この申し出に、薛丕拱は涙を流した。危機を乗り越えようという社員全員の熱意に、今後も社員に報わねばと思ったのである。薛丕拱はその後も給与全額支給を続け、翌年には年末賞与を半月分加算し、皆の努力に報いた。
それからのSheicoは、宜蘭県のハッピーカンパニーを自負し、給与や福利厚生は同業他社を上回る。法制化される前から週休二日を導入し、夏冬には9日間の長期休暇を定めて、学校の休みに合わせた家族の活動を推奨している。
最高峰を出発点に
火災後にSheicoは急成長を遂げ、1997年には世界のウェットスーツのトップとなり、シェアは当時の30%から現在は65%まで伸びた。「私どもは隠れたメーカーで、トップとなったことを知る人は少なかったのですが、気づくと他社を引き離していてトップになっていました」と薛敏誠は言う。
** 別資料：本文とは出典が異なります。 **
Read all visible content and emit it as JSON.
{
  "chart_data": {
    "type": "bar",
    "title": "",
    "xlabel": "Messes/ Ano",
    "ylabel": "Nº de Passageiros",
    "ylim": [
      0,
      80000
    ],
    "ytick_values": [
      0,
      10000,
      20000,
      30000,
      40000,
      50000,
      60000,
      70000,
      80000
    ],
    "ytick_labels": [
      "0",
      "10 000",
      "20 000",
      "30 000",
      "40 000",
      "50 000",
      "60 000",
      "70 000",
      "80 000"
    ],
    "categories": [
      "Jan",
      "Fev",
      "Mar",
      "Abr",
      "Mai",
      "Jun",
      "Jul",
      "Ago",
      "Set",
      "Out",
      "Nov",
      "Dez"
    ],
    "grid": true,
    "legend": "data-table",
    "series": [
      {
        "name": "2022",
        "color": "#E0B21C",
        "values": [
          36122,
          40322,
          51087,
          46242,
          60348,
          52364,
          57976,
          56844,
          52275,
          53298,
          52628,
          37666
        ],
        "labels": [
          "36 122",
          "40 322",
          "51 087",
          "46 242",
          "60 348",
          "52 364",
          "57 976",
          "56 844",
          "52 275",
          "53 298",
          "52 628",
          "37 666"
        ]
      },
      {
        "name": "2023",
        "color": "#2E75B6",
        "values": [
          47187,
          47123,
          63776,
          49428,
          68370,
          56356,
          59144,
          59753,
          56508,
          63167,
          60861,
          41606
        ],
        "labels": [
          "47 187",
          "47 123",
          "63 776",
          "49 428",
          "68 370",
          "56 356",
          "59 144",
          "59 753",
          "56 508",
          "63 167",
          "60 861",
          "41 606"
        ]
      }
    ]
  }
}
今日のSheicoは、研究開発を重視する二代目薛敏誠の下で、OEMから設計も手掛けるODMに転身し、水中のウェットスーツ市場から陸に上がり、自社開発の弾性繊維を基礎として機能性スポーツウェア市場に進出しようとしている。
最高峰に立っても、そこを出発点に昨日の自分を乗り越えていく、それがSheicoである。